Tradisi Keramasan Petingtung


Tradisi Keramasan Petingtung merupakan tadisi yang diturunkan secara turun temurun di kalangan perguruan-perguruan silat bandong di Banten. Tradisi ini menyrupai tradisi panjang jimat yang biasa dilakukan di kraton-kraton tanah jawa, jika di lihat dari sisi waktu pelaksanaan prosesi keramasan petintung yaitu bertepatan dengan bulan Mulud. Bulan mulud memang salah satu bulan dalam kalender Islam yang cukup ramai di rayakan baik prosesi keagamaan maupun prosesi yang berbau klenik sekalipun.

Prosesi keramasan petingtung dilakukan dengan menggunakan air dan kembang 7 rupa untuk memandikan semua peralatan petingtung terutama alat-lat yang terbuat dari logam seprti besi dan kuningan. Selain untuk membersihkan alat tersebut dari karat besi ataupun kuningan yang akan berjamur bila sudah mencapai umur 1 tahun atau lebih, di gunakan ataupun tidak kesemua alat tersebut diharus mandikan karena mengandung nilai-nilai mistis.
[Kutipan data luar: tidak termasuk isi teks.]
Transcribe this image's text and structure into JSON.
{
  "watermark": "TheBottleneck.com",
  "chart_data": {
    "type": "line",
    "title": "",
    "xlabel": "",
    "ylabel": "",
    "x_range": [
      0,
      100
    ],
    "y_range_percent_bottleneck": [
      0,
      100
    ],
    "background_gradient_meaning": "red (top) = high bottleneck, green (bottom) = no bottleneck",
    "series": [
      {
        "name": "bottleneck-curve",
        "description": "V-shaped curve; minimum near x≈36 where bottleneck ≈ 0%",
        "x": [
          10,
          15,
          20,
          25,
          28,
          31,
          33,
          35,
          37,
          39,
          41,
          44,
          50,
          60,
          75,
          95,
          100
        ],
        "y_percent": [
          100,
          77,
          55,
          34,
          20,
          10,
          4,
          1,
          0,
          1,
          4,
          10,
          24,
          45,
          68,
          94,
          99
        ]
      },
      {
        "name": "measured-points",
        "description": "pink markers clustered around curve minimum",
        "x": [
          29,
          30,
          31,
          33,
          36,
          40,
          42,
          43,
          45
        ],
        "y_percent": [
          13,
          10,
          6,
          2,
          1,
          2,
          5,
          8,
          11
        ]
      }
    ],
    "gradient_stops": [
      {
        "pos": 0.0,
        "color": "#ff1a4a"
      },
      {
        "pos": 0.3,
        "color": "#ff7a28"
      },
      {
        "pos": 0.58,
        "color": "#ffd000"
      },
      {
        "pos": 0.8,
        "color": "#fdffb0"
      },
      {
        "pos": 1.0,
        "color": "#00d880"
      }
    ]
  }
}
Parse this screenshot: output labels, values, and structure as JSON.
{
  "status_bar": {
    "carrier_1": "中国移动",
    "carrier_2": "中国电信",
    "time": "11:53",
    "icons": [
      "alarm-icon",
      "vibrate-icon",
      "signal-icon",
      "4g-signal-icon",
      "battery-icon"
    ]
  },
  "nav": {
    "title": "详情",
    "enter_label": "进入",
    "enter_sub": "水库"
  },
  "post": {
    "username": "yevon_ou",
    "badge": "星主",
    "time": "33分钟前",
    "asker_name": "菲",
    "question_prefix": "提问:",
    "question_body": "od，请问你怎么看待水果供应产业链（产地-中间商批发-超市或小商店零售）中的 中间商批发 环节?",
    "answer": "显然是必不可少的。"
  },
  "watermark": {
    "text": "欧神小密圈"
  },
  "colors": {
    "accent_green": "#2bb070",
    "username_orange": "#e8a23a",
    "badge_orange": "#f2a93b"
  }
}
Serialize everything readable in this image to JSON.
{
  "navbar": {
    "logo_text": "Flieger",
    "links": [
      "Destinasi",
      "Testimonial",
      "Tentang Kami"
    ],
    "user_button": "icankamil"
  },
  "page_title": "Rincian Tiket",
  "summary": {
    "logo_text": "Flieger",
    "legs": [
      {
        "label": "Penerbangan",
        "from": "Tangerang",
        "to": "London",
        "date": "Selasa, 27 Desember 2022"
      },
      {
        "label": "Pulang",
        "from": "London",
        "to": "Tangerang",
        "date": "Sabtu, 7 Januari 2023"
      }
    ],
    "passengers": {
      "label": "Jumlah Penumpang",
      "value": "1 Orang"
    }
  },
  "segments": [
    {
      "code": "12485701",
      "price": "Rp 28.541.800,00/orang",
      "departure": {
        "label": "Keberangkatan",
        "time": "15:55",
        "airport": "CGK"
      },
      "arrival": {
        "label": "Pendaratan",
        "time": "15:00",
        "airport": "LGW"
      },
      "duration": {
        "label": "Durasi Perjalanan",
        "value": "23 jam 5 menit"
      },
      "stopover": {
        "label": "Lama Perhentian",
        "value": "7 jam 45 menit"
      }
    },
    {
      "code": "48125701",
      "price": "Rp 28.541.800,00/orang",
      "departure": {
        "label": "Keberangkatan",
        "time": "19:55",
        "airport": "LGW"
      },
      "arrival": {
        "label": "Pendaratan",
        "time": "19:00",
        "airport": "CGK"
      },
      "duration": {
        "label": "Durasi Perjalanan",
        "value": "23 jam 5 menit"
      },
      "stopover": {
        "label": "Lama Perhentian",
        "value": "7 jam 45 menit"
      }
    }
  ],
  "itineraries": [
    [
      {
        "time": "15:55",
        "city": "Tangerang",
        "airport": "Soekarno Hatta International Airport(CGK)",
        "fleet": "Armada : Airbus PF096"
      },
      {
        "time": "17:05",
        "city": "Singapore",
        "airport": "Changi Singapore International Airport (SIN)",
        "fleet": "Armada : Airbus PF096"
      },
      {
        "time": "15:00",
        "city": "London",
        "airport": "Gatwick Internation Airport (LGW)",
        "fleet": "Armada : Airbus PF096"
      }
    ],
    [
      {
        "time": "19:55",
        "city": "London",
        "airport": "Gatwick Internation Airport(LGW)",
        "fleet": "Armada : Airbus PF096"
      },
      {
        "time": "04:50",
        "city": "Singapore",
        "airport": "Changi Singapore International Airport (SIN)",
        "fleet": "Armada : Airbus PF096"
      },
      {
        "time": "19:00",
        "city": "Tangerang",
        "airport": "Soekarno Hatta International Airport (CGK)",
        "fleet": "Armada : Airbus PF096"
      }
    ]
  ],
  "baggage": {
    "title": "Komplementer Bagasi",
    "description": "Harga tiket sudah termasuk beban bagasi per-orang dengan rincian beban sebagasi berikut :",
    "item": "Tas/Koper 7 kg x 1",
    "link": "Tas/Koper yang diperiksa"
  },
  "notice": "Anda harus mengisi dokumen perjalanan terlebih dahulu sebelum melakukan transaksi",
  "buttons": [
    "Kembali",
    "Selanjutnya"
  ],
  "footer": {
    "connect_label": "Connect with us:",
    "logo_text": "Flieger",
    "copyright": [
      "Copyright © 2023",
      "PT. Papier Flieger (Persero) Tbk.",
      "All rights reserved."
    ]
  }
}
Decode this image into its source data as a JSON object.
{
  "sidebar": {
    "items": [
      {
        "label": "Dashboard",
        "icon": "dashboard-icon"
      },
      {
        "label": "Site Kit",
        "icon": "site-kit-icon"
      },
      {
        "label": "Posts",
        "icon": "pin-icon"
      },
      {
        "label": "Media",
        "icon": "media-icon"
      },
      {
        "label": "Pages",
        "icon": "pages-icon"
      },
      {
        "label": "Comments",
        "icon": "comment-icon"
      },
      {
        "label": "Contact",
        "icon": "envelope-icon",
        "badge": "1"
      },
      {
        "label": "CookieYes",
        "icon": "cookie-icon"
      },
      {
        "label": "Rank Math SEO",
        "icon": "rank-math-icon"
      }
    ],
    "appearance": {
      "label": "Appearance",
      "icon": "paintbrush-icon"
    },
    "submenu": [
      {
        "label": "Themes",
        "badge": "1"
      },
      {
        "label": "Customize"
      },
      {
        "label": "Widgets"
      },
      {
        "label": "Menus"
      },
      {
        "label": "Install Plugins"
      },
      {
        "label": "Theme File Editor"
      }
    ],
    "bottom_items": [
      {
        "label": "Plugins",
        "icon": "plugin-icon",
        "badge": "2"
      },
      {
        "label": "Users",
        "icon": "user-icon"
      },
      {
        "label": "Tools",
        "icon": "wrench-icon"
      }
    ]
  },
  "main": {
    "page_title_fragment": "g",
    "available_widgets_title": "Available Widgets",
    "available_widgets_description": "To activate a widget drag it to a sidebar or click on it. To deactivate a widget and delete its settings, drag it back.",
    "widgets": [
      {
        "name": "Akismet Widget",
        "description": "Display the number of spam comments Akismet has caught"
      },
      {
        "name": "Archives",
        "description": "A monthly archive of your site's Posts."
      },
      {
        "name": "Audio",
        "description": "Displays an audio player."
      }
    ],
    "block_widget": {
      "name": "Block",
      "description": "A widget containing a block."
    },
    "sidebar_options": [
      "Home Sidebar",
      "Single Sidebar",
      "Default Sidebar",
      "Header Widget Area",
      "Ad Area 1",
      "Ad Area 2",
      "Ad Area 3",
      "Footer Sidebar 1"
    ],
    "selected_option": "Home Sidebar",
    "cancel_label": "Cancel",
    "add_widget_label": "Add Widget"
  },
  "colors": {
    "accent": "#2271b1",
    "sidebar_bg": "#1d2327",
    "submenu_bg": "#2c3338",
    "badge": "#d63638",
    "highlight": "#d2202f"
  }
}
Seperti yang dituturkan dari salah satu sesepuh perguruan silat bandrong di wilayah Bojonegara-Kab.Serang, beliau menuturkan bahwasanya memperoleh beberapa peralatan petingtung dengan cara bertapa 40 hari 40 malam. Perlengkapan petintung yang didapat melalui pertapaan tersebut diantaranya adalah:


  1. Gong Gede terbuat dari kuningan

  2. Gong tanggung terbuat dari kuningan

  3. Gong Angkep terbuat dari plat besi baja

  4. Kenong terbuat dari kuningan

  5. Terompet terbuata dari kuningan (Corong dan penopangnya)

  6. Kecrek terbuat dari plat besi baja


Tahapan keramasan petingtung diawali oleh tetua kampung atau Ustad membaca hadorot atau istilahnya mengirim doa yang diperutukan kepada leluhur yang menciptakan sperangkat petingtung tersebut dengan membaca syech pada sore harinya, dengan membakar setanggi dan mendoakan kembang 7 rupa untuk memandikan kesemua alat tersebut. Setelah selesai membaca syech, alat-alat petingtung tersebutpun di mandikan satu persatu di luar pekarangan rumah yang merawat perangkat petingtung tersebut dan langsung dikeringkan dengan cara di angin-anginkan, lain halnya dengan kendang atau bedug tidak di mandikan akan tetapi di kencangkan tali-talinya agar kulitnya kencang serta digarang dengan bara api yang sudah disiapkan. menjelang magribnya empunya perlengkapan tersebut mengadakan riungan dengan mengundang orang-orang kampung terdekat untuk mendoakan keberkahan agar alat petingtung tersebut tetap terawat dan berbunyi nyaring serta di jauhkan dari marabahaya kampung yang melestarikan petingtung,selesai mendoakan tuan rumahpun membagikan berkat alakadarnya untuk diberikan kepada orang-orang yang turut mendoakan alat tersebut.

Seselesainya kesemua prosesi tersebut selepas waktu isya, pengurus dan tokoh pemuda setempat mempersiapkan peralatan petingtung untuk diuji coba dan ditabuh pertama kali sehabis dimandikan untuk mengiringi kembang kalangan di tanah lapang kampung terutama di sekitar kediaman tokoh jawara atau pendekar yang masih menurunkan ilmu silatnya. Satu persatu pendekar-pendekar dari mulai anak kecil hingga dewasa bahkan penontonpun diajak berpartisipasi untuk menyumbangkan kembang kalangan pada acara keramasan petingtung tersebut.

Tradisi keramasan petingtung masih dapat kita jumpai di daerah Kecamatan Bojonegara dan Pulo Ampel Kabupaten Serang, berjarak 10 Km dari pintu keluar Tol Cilegon Barat kearah utara.